North Korea agreed on Wednesday to “permanently” abolish its key missile facilities in the presence of foreign experts, and said it is willing to close its main nuclear complex if the United States takes unspecified “reciprocal action”.
Speaking at a joint news conference in Pyongyang, South Korean President Moon Jae-in and North Korean leader Kim Jong Un said they agreed to turn the Korean peninsula into a “land of peace without nuclear weapons and nuclear threats” and take “prompt steps” towards the goal.
The third summit this year between the leaders of the two Koreas was aimed at improving ties between the hostile neighbours and rekindling stalled negotiations on the North’s nuclear programme between Pyongyang and Washington.
Kim pledged to work towards the “complete denuclearisation of the Korean peninsula” during his two meetings with Moon earlier this year and his historic encounter with U.S. President Donald Trump in June.
But discussions over how to implement the vague commitments have since faltered, with Washington demanding concrete action towards denuclearisation by Pyongyang before agreeing to key goals of Pyongyang – declaring an official end to the Korean War and easing tough international sanctions.
Trump called the latest pledges “very exciting”.
“Kim Jong Un has agreed to allow Nuclear inspections, subject to final negotiations, and to permanently dismantle a test site and launch pad in the presence of international experts. In the meantime there will be no Rocket or Nuclear testing,” Trump wrote on Twitter.
Kim said he will visit Seoul in the near future, in what would be the first-ever visit to the South’s capital by a North Korean leader. Moon said the visit was expected to take place by the end of the year.
Though North Korea has unilaterally stopped nuclear and missile tests, it did not allowed international inspections for a dismantlement of its only known nuclear test site in May, drawing criticism that its action could not be verified and could be easily reversed.
As a next step, North Korea will allow experts from “concerned countries” to watch the closure of its missile engine testing site and launch pad in the northwestern town of Dongchang-ri, Moon said. The facilities have served as a key test centre for its intercontinental ballistic missiles designed at reaching the United States.
The North also “expressed its readiness” to take additional measures, such as a permanent dismantlement of its main nuclear facilities in Yongbyon should there be corresponding measures from the United States, Moon said.

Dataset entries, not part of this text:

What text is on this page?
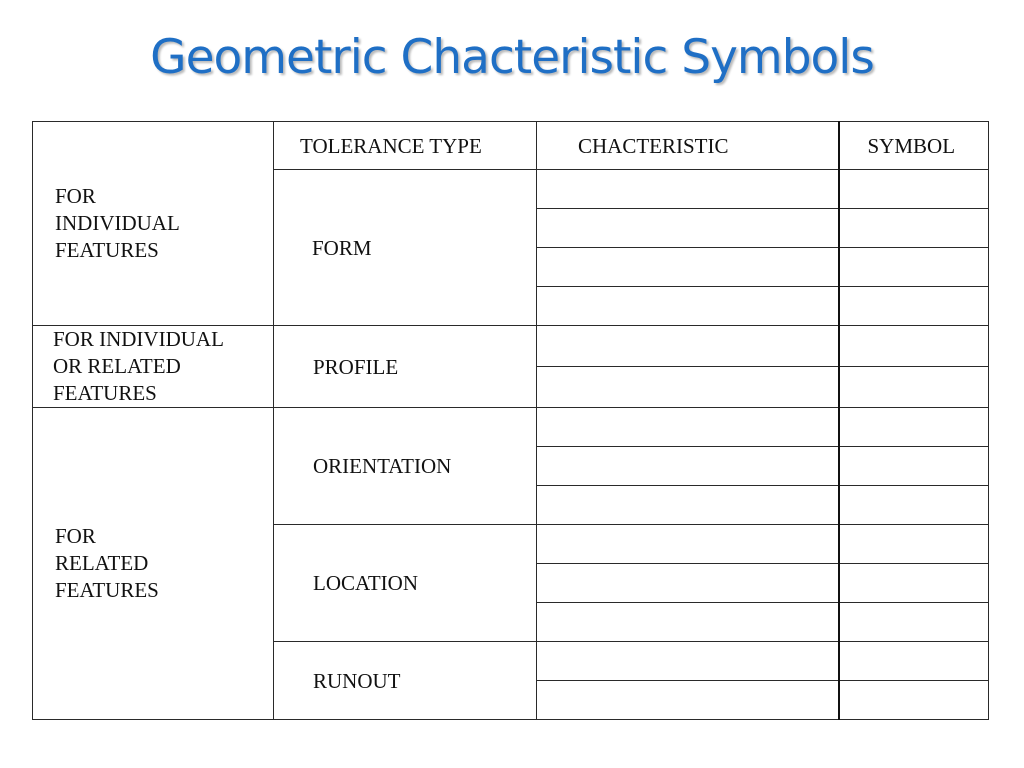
Geometric Chacteristic Symbols
FOR
INDIVIDUAL
FEATURES	TOLERANCE TYPE	CHACTERISTIC	SYMBOL
	FORM		

FOR INDIVIDUAL
OR RELATED
FEATURES	PROFILE		

FOR
RELATED
FEATURES	ORIENTATION		

	LOCATION		

	RUNOUT		
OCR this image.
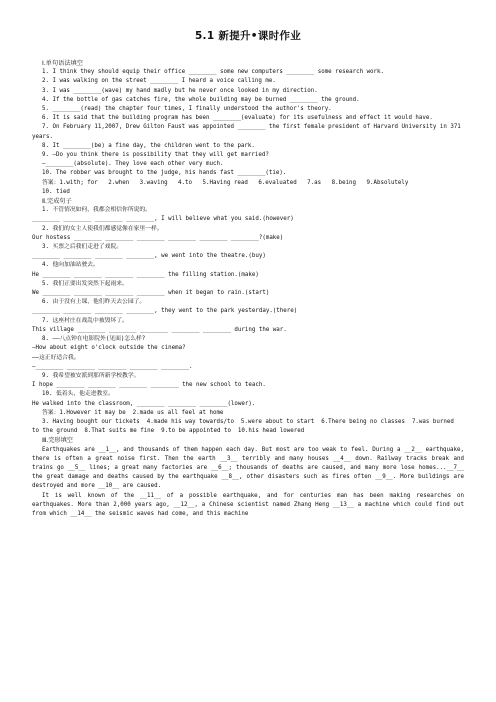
5.1 新提升•课时作业

Ⅰ.单句语法填空

1. I think they should equip their office ________ some new computers ________ some research work.

2. I was walking on the street ________ I heard a voice calling me.

3. I was ________(wave) my hand madly but he never once looked in my direction.

4. If the bottle of gas catches fire, the whole building may be burned ________ the ground.

5. ________(read) the chapter four times, I finally understood the author's theory.

6. It is said that the building program has been ________(evaluate) for its usefulness and effect it would have.

7. On February 11,2007, Drew Gilton Faust was appointed ________ the first female president of Harvard University in 371 years.

8. It ________(be) a fine day, the children went to the park.

9. —Do you think there is possibility that they will get married?

—________(absolute). They love each other very much.

10. The robber was brought to the judge, his hands fast ________(tie).

答案：1.with; for   2.when   3.waving   4.to   5.Having read   6.evaluated   7.as   8.being   9.Absolutely

10. tied

Ⅱ.完成句子

1. 不管情况如何，我都会相信你所说的。

________ ________ ________ ________, I will believe what you said.(however)

2. 我们的女主人使我们都感觉像在家里一样。

Our hostess ________ ________ ________ ________ ________ ________?(make)

3. 买票之后我们走进了戏院。

________ ________ ________ ________, we went into the theatre.(buy)

4. 他向加油站驶去。

He ________ ________ ________ ________ the filling station.(make)

5. 我们正要出发突然下起雨来。

We ________ ________ ________ ________ when it began to rain.(start)

6. 由于没有上课，他们昨天去公园了。

________ ________ ________ ________, they went to the park yesterday.(there)

7. 这座村庄在战乱中被毁坏了。

This village ________ ________ ________ ________ ________ during the war.

8. ——八点钟在电影院外(见面)怎么样?

—How about eight o'clock outside the cinema?

——这正好适合我。

—________ ________ ________ ________ ________.

9. 我希望被安派到那所新学校教学。

I hope ________ ________ ________ ________ the new school to teach.

10. 低着头，他走进教室。

He walked into the classroom, ________ ________ ________(lower).

答案：1.However it may be  2.made us all feel at home

3. Having bought our tickets  4.made his way towards/to  5.were about to start  6.There being no classes  7.was burned to the ground  8.That suits me fine  9.to be appointed to  10.his head lowered

Ⅲ.完形填空

Earthquakes are __1__, and thousands of them happen each day. But most are too weak to feel. During a __2__ earthquake, there is often a great noise first. Then the earth __3__ terribly and many houses __4__ down. Railway tracks break and trains go __5__ lines; a great many factories are __6__; thousands of deaths are caused, and many more lose homes...__7__ the great damage and deaths caused by the earthquake __8__, other disasters such as fires often __9__. More buildings are destroyed and more __10__ are caused.

It is well known of the __11__ of a possible earthquake, and for centuries man has been making researches on earthquakes. More than 2,000 years ago, __12__, a Chinese scientist named Zhang Heng __13__ a machine which could find out from which __14__ the seismic waves had come, and this machine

“I think we should take these steps as very positive, but remember that North Korea is still taking baby steps,” said Melissa Hanham, a senior research associate at the James Martin Centre for Nonproliferation Studies.

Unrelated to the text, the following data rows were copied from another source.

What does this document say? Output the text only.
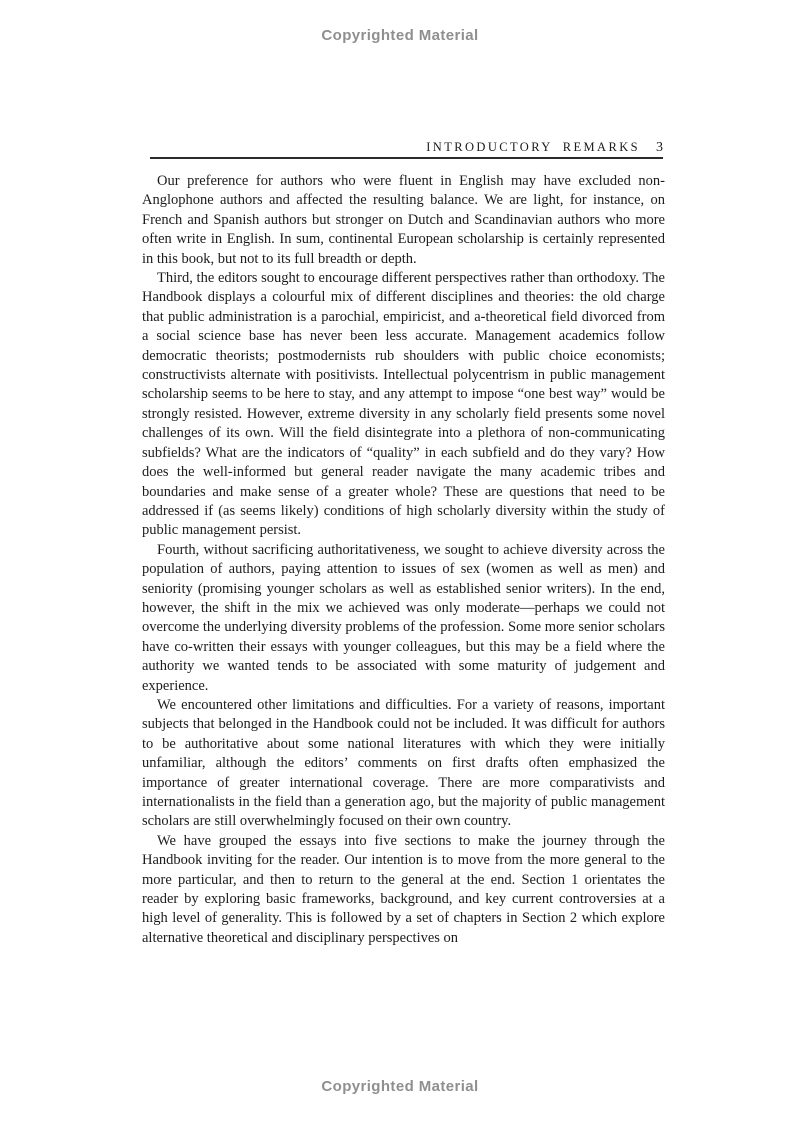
Copyrighted Material
INTRODUCTORY REMARKS 3

Our preference for authors who were fluent in English may have excluded non-Anglophone authors and affected the resulting balance. We are light, for instance, on French and Spanish authors but stronger on Dutch and Scandinavian authors who more often write in English. In sum, continental European scholarship is certainly represented in this book, but not to its full breadth or depth.

Third, the editors sought to encourage different perspectives rather than orthodoxy. The Handbook displays a colourful mix of different disciplines and theories: the old charge that public administration is a parochial, empiricist, and a-theoretical field divorced from a social science base has never been less accurate. Management academics follow democratic theorists; postmodernists rub shoulders with public choice economists; constructivists alternate with positivists. Intellectual polycentrism in public management scholarship seems to be here to stay, and any attempt to impose “one best way” would be strongly resisted. However, extreme diversity in any scholarly field presents some novel challenges of its own. Will the field disintegrate into a plethora of non-communicating subfields? What are the indicators of “quality” in each subfield and do they vary? How does the well-informed but general reader navigate the many academic tribes and boundaries and make sense of a greater whole? These are questions that need to be addressed if (as seems likely) conditions of high scholarly diversity within the study of public management persist.

Fourth, without sacrificing authoritativeness, we sought to achieve diversity across the population of authors, paying attention to issues of sex (women as well as men) and seniority (promising younger scholars as well as established senior writers). In the end, however, the shift in the mix we achieved was only moderate—perhaps we could not overcome the underlying diversity problems of the profession. Some more senior scholars have co-written their essays with younger colleagues, but this may be a field where the authority we wanted tends to be associated with some maturity of judgement and experience.

We encountered other limitations and difficulties. For a variety of reasons, important subjects that belonged in the Handbook could not be included. It was difficult for authors to be authoritative about some national literatures with which they were initially unfamiliar, although the editors’ comments on first drafts often emphasized the importance of greater international coverage. There are more comparativists and internationalists in the field than a generation ago, but the majority of public management scholars are still overwhelmingly focused on their own country.

We have grouped the essays into five sections to make the journey through the Handbook inviting for the reader. Our intention is to move from the more general to the more particular, and then to return to the general at the end. Section 1 orientates the reader by exploring basic frameworks, background, and key current controversies at a high level of generality. This is followed by a set of chapters in Section 2 which explore alternative theoretical and disciplinary perspectives on

Copyrighted Material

“We don’t have a timeline, and we also don’t have any guarantees about the larger nuclear and missile programmes. Allowing inspectors to the (Yongbyon) site would be useful, but it depends how much they let them see and what instruments they are allowed to take.”
North Korea has consistently refused to give up its nuclear arsenal unilaterally, and stressed that a formal declaration to end the 1950-53 Korean War should come first.

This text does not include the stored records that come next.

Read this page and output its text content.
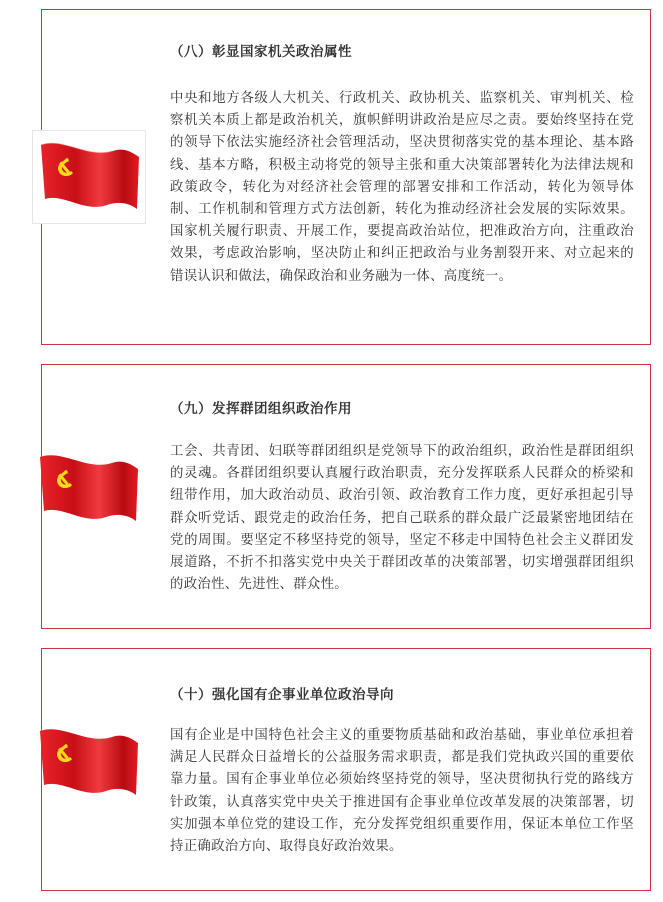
（八）彰显国家机关政治属性
中央和地方各级人大机关、行政机关、政协机关、监察机关、审判机关、检察机关本质上都是政治机关，旗帜鲜明讲政治是应尽之责。要始终坚持在党的领导下依法实施经济社会管理活动，坚决贯彻落实党的基本理论、基本路线、基本方略，积极主动将党的领导主张和重大决策部署转化为法律法规和政策政令，转化为对经济社会管理的部署安排和工作活动，转化为领导体制、工作机制和管理方式方法创新，转化为推动经济社会发展的实际效果。国家机关履行职责、开展工作，要提高政治站位，把准政治方向，注重政治效果，考虑政治影响，坚决防止和纠正把政治与业务割裂开来、对立起来的错误认识和做法，确保政治和业务融为一体、高度统一。
（九）发挥群团组织政治作用
工会、共青团、妇联等群团组织是党领导下的政治组织，政治性是群团组织的灵魂。各群团组织要认真履行政治职责，充分发挥联系人民群众的桥梁和纽带作用，加大政治动员、政治引领、政治教育工作力度，更好承担起引导群众听党话、跟党走的政治任务，把自己联系的群众最广泛最紧密地团结在党的周围。要坚定不移坚持党的领导，坚定不移走中国特色社会主义群团发展道路，不折不扣落实党中央关于群团改革的决策部署，切实增强群团组织的政治性、先进性、群众性。
（十）强化国有企事业单位政治导向
国有企业是中国特色社会主义的重要物质基础和政治基础，事业单位承担着满足人民群众日益增长的公益服务需求职责，都是我们党执政兴国的重要依靠力量。国有企事业单位必须始终坚持党的领导，坚决贯彻执行党的路线方针政策，认真落实党中央关于推进国有企事业单位改革发展的决策部署，切实加强本单位党的建设工作，充分发挥党组织重要作用，保证本单位工作坚持正确政治方向、取得良好政治效果。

Satellite photographs and other evidence in recent months have suggested North Korea is continuing to work on its nuclear programme clandestinely.
The United States has so far failed to convince Pyongyang to declare an inventory of nuclear weapons, facilities and materials, or commit it to a specific timeline for denuclearisation steps. Wednesday’s agreement falls short of what U.S. officials have demanded.
According to international experts, Yongbyon houses 5 megawatt reactors, centrifuges, fissile materials used to build bombs, such as uranium and plutonium, and other facilities and equipment.
JOINT OLYMPICS BID
The two Koreas also agreed to pursue a bid to co-host the 2032 Summer Olympic Games, and actively work together in other international competitions including the 2020 Olympic Games in Tokyo.
They also adopted a separate military accord aimed at preventing armed clashes between the old foes, which are technically still at war because the Korean War ended with a truce, not a peace treaty.
The neighbours will gradually withdraw guard posts and equipment in a move to transform the world’s most heavily fortified border into a no-weapons area, the agreement said.
Later on Wednesday, Moon’s delegation will tour the Mansudae Art Studio, the North’s largest producer of art where state artists build statues and produce propaganda at a sprawling complex in Pyongyang.
The institution was sanctioned by the U.N. Security Council last year as part of global efforts to rein in Pyongyang’s nuclear and missile programmes by drying up its revenue sources.
Moon is also scheduled to watch the North’s signature “Brilliant Fatherland” Mass Game which was reintroduced this year following a five-year hiatus, with a formation of glowing drones, lasers and stadium-sized gymnastics shows designed to glorify the country.